I was going through a problem in Geoffrey Grimmett and David Stirzaker's book (Probability and Random Processes). The problem is as follows:
If $f$ and $g$ are probability density functions, then prove that for $ 0 \leq \lambda \leq 1$ the function $\lambda f + (1-\lambda)g$ is a density function. Is the product $fg$ a density function as well?
It is straightforward to prove $\lambda f + (1-\lambda)g$ is a density function.
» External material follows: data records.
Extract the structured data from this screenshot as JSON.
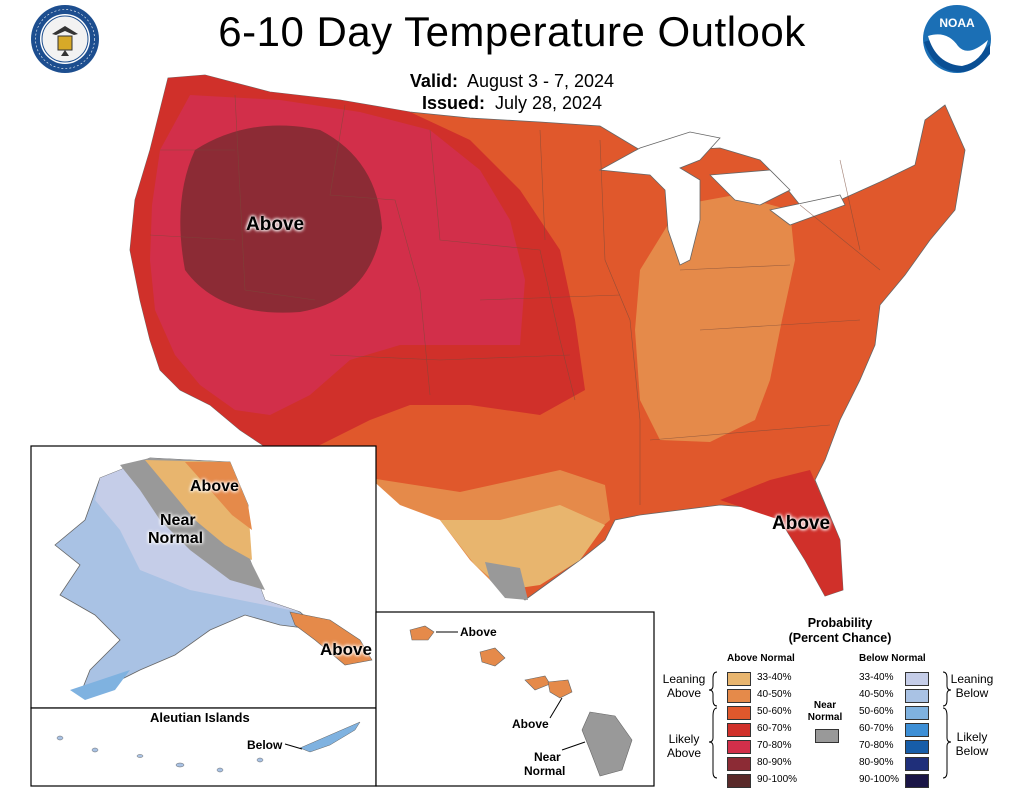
{
  "header": {
    "title": "6-10 Day Temperature Outlook",
    "valid_label": "Valid:",
    "valid_value": "August 3 - 7, 2024",
    "issued_label": "Issued:",
    "issued_value": "July 28, 2024",
    "left_logo_icon": "department-of-commerce-seal-icon",
    "left_logo_text": "DEPARTMENT OF COMMERCE · UNITED STATES OF AMERICA",
    "right_logo_icon": "noaa-logo-icon",
    "right_logo_text": "NOAA"
  },
  "map_labels": {
    "conus_west": "Above",
    "conus_florida": "Above",
    "alaska_north": "Above",
    "alaska_near_normal_1": "Near",
    "alaska_near_normal_2": "Normal",
    "alaska_southeast": "Above",
    "aleutian_title": "Aleutian Islands",
    "aleutian_below": "Below",
    "hawaii_above_1": "Above",
    "hawaii_above_2": "Above",
    "hawaii_near_1": "Near",
    "hawaii_near_2": "Normal"
  },
  "legend": {
    "title_1": "Probability",
    "title_2": "(Percent Chance)",
    "above_head": "Above Normal",
    "below_head": "Below Normal",
    "near_1": "Near",
    "near_2": "Normal",
    "leaning_above_1": "Leaning",
    "leaning_above_2": "Above",
    "likely_above_1": "Likely",
    "likely_above_2": "Above",
    "leaning_below_1": "Leaning",
    "leaning_below_2": "Below",
    "likely_below_1": "Likely",
    "likely_below_2": "Below",
    "above_rows": [
      {
        "label": "33-40%",
        "color": "#e8b56e"
      },
      {
        "label": "40-50%",
        "color": "#e58a4a"
      },
      {
        "label": "50-60%",
        "color": "#e0582c"
      },
      {
        "label": "60-70%",
        "color": "#d0302a"
      },
      {
        "label": "70-80%",
        "color": "#d22f4a"
      },
      {
        "label": "80-90%",
        "color": "#8c2b35"
      },
      {
        "label": "90-100%",
        "color": "#5a2a2a"
      }
    ],
    "below_rows": [
      {
        "label": "33-40%",
        "color": "#c5cde8"
      },
      {
        "label": "40-50%",
        "color": "#a9c2e4"
      },
      {
        "label": "50-60%",
        "color": "#7fb2e0"
      },
      {
        "label": "60-70%",
        "color": "#3d8fd6"
      },
      {
        "label": "70-80%",
        "color": "#175da8"
      },
      {
        "label": "80-90%",
        "color": "#1f2f7a"
      },
      {
        "label": "90-100%",
        "color": "#1a1546"
      }
    ],
    "near_color": "#999999"
  }
}
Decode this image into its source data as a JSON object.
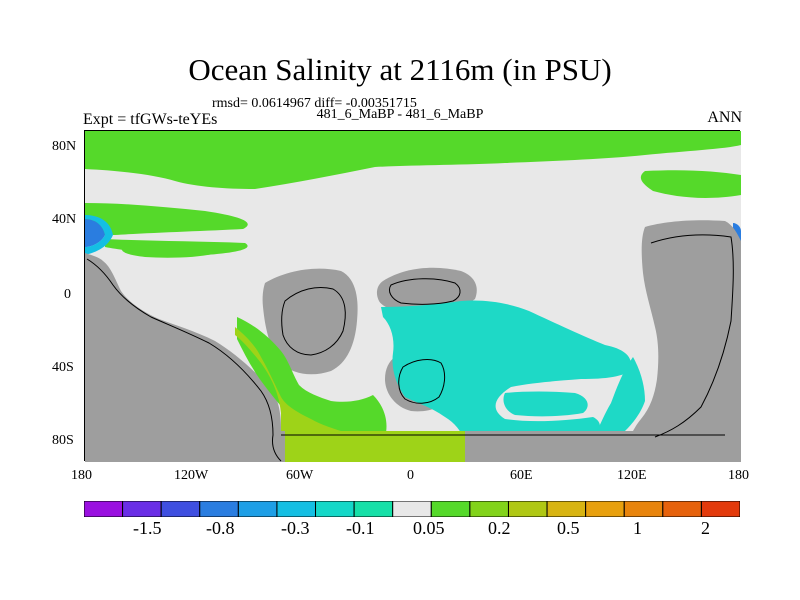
{
  "header": {
    "title": "Ocean Salinity at 2116m (in PSU)",
    "stats": "rmsd= 0.0614967 diff= -0.00351715",
    "cases": "481_6_MaBP - 481_6_MaBP",
    "experiment": "Expt = tfGWs-teYEs",
    "season": "ANN"
  },
  "axes": {
    "lat_labels": [
      "80N",
      "40N",
      "0",
      "40S",
      "80S"
    ],
    "lon_labels": [
      "180",
      "120W",
      "60W",
      "0",
      "60E",
      "120E",
      "180"
    ]
  },
  "colorbar": {
    "labels": [
      "-1.5",
      "-0.8",
      "-0.3",
      "-0.1",
      "0.05",
      "0.2",
      "0.5",
      "1",
      "2"
    ],
    "colors": [
      "#9a10e0",
      "#6a2ee6",
      "#3f4fe0",
      "#2a7de0",
      "#1e9fe6",
      "#14bfe3",
      "#14d8c8",
      "#16e0a8",
      "#e8e8e8",
      "#55d92a",
      "#82d31a",
      "#b0c814",
      "#d8b412",
      "#e8a00e",
      "#e8840c",
      "#e6620c",
      "#e33a0c"
    ]
  },
  "colors": {
    "land": "#9e9e9e",
    "near_zero": "#e8e8e8",
    "green": "#55d92a",
    "yellow_green": "#9ed318",
    "teal": "#1ed9c6",
    "cyan": "#14bfe3",
    "blue": "#2a7de0"
  }
}
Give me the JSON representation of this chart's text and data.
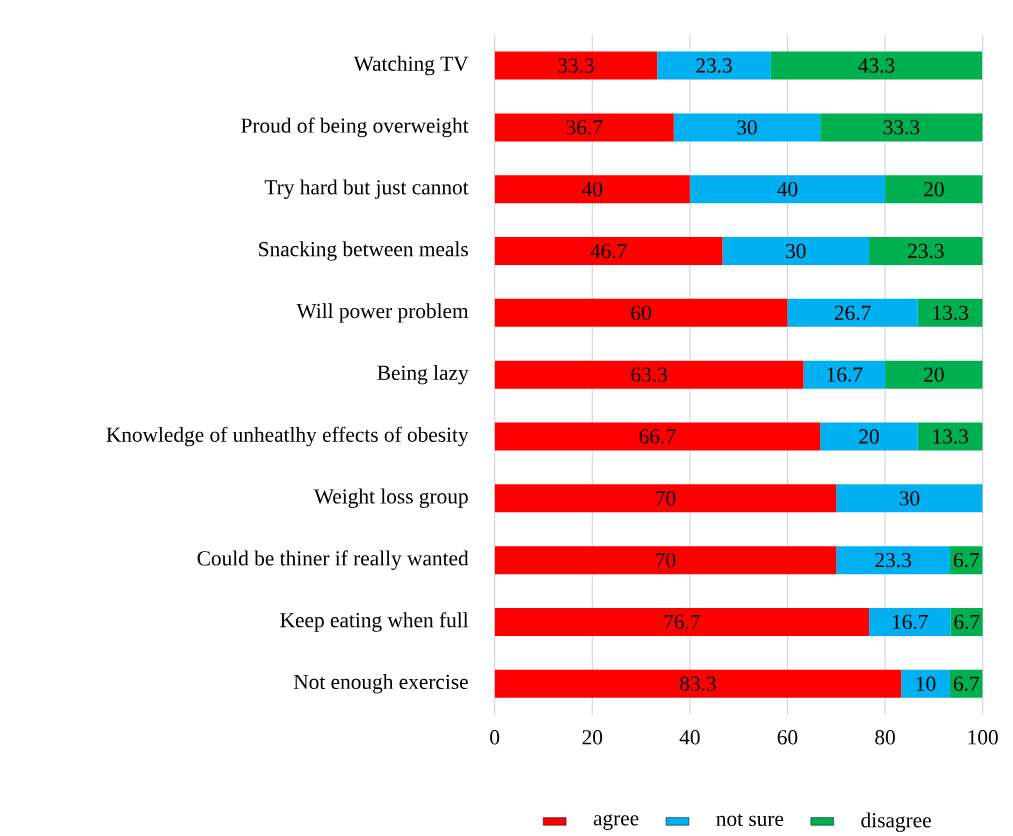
{
  "chart_data": {
    "type": "bar",
    "orientation": "horizontal",
    "stacked": true,
    "categories": [
      "Watching TV",
      "Proud of being overweight",
      "Try hard but just cannot",
      "Snacking between meals",
      "Will power problem",
      "Being lazy",
      "Knowledge of unheatlhy effects of obesity",
      "Weight loss group",
      "Could be thiner if really wanted",
      "Keep eating when full",
      "Not enough exercise"
    ],
    "series": [
      {
        "name": "agree",
        "color": "#ff0000",
        "values": [
          33.3,
          36.7,
          40,
          46.7,
          60,
          63.3,
          66.7,
          70,
          70,
          76.7,
          83.3
        ]
      },
      {
        "name": "not sure",
        "color": "#00b0f0",
        "values": [
          23.3,
          30,
          40,
          30,
          26.7,
          16.7,
          20,
          30,
          23.3,
          16.7,
          10
        ]
      },
      {
        "name": "disagree",
        "color": "#00b050",
        "values": [
          43.3,
          33.3,
          20,
          23.3,
          13.3,
          20,
          13.3,
          null,
          6.7,
          6.7,
          6.7
        ]
      }
    ],
    "xlim": [
      0,
      100
    ],
    "xticks": [
      0,
      20,
      40,
      60,
      80,
      100
    ],
    "grid": "x",
    "legend": "bottom",
    "data_labels": true
  }
}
For the second question as well, one can construct trivial functions for $f$ and $g$ as $f(x)=g(x)=1$ for $ 0 \leq x \leq 1$.
Are there any other non-trivial examples of a family or class of distributions for which one can find $\int_{-\infty}^{\infty} f(x)g(x) dx=1$?
Best Answer
Given any probability densities $f(x)$ and $g(x)$ with $f(x) g(x) > 0$ on a set of positive measure, and any constant $r > 0$, $r f(rx)$ and $r g(rx)$ are also probability densities, and $$\int_{\mathbb R} (r f(rx))(r g(rx))\ dx = r \int_{\mathbb R} f(x) g(x)\ dx$$ We can then choose $r$ so that this is $1$. That gives us two probability densities $r f(rx)$ and $r g(rx)$ whose product is a probability density.